CBS News executives and on-air talent pushed back at Weiss’ efforts to make changes at the division, which many insiders viewed as an attempt to placate the Trump White House while Paramount sought regulatory approvals needed ahead of closing the $111 billion Warner Bros. Discovery deal. That’s the framing from inside the building. The other way to read it: a new owner decided the network’s coverage had drifted too far in one direction and made editorial corrections. Newsrooms do this all the time. They just don’t usually do it to newsrooms that spent years positioning themselves as the resistance.
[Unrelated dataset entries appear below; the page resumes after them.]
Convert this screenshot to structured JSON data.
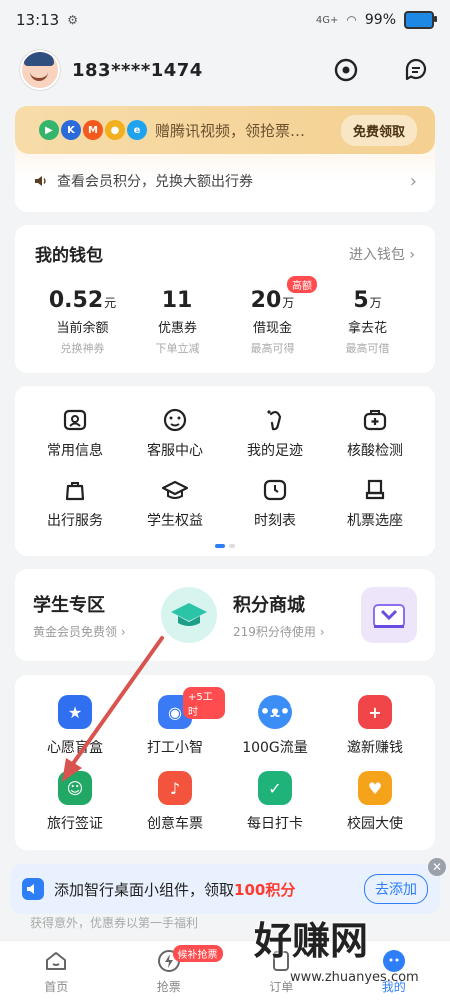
{
  "status": {
    "time": "13:13",
    "network": "4G+",
    "battery": "99%"
  },
  "header": {
    "phone": "183****1474"
  },
  "promo": {
    "text": "赠腾讯视频，领抢票…",
    "button": "免费领取",
    "notice": "查看会员积分，兑换大额出行券"
  },
  "wallet": {
    "title": "我的钱包",
    "enter": "进入钱包",
    "items": [
      {
        "num": "0.52",
        "unit": "元",
        "label": "当前余额",
        "sub": "兑换神券"
      },
      {
        "num": "11",
        "unit": "",
        "label": "优惠券",
        "sub": "下单立减"
      },
      {
        "num": "20",
        "unit": "万",
        "label": "借现金",
        "sub": "最高可得",
        "badge": "高额"
      },
      {
        "num": "5",
        "unit": "万",
        "label": "拿去花",
        "sub": "最高可借"
      }
    ]
  },
  "services": [
    {
      "label": "常用信息",
      "icon": "id-card-icon"
    },
    {
      "label": "客服中心",
      "icon": "headset-icon"
    },
    {
      "label": "我的足迹",
      "icon": "footprint-icon"
    },
    {
      "label": "核酸检测",
      "icon": "medical-kit-icon"
    },
    {
      "label": "出行服务",
      "icon": "bag-icon"
    },
    {
      "label": "学生权益",
      "icon": "graduation-cap-icon"
    },
    {
      "label": "时刻表",
      "icon": "clock-icon"
    },
    {
      "label": "机票选座",
      "icon": "seat-icon"
    }
  ],
  "zones": [
    {
      "title": "学生专区",
      "sub": "黄金会员免费领"
    },
    {
      "title": "积分商城",
      "sub": "219积分待使用"
    }
  ],
  "features": [
    {
      "label": "心愿盲盒",
      "icon": "gift-box-icon",
      "color": "#2f6ff0"
    },
    {
      "label": "打工小智",
      "icon": "robot-icon",
      "color": "#3a7bf5",
      "badge": "+5工时"
    },
    {
      "label": "100G流量",
      "icon": "bear-icon",
      "color": "#3b8ef5"
    },
    {
      "label": "邀新赚钱",
      "icon": "red-envelope-icon",
      "color": "#f0464a"
    },
    {
      "label": "旅行签证",
      "icon": "passport-icon",
      "color": "#22a865"
    },
    {
      "label": "创意车票",
      "icon": "ticket-icon",
      "color": "#f2543d"
    },
    {
      "label": "每日打卡",
      "icon": "checkin-icon",
      "color": "#1fb37a"
    },
    {
      "label": "校园大使",
      "icon": "medal-icon",
      "color": "#f5a31a"
    }
  ],
  "banner": {
    "text_pre": "添加智行桌面小组件，领取",
    "text_hl": "100积分",
    "button": "去添加",
    "faded": "获得意外，优惠券以第一手福利"
  },
  "tabs": [
    {
      "label": "首页",
      "icon": "home-icon"
    },
    {
      "label": "抢票",
      "icon": "lightning-icon",
      "badge": "候补抢票"
    },
    {
      "label": "订单",
      "icon": "order-icon"
    },
    {
      "label": "我的",
      "icon": "profile-icon"
    }
  ],
  "watermark": {
    "text": "好赚网",
    "url": "www.zhuanyes.com"
  },
  "colors": {
    "accent": "#2d7ef7",
    "badge": "#ff4d4f",
    "annotation_arrow": "#d9534f"
  }
}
And the resistance is now scrambling.
Paramount CEO David Ellison has said that he believes “in the independence that needs to be maintained” at CNN, but that assurance hasn’t calmed nerves inside the building. Ultimately, Reid decided the uncertainty surrounding the merger was too great and concluded it wasn’t worth rolling the dice on an organization facing such an unsettled future, according to reporting from Status.
Neither network rushed to confirm the obvious. “As a general matter of practice, we don’t comment on personnel matters,” an MS NOW spokesperson said in a statement. “As everyone in Washington knows, Paula Reid is an exceptional reporter, and any news organization would be fortunate to showcase her journalism.” CNN declined to comment on the report of Reid’s departure.
What’s worth watching now is whether Reid’s exit becomes the first domino. CNN Chief Executive Mark Thompson told his staff to avoid “jumping to conclusions about the future.” That’s the kind of thing executives say when they know the conclusions are pretty well justified. The Paramount-WBD merger is expected to close in the third quarter.
When it does, CNN will look different. Whether it looks better or worse depends entirely on what you thought of the old version — and for millions of Americans who watched the network spend years treating every Trump news cycle like the end of the republic, a little editorial realignment sounds just fine.
The journalists fleeing the network apparently disagree. But then, they would.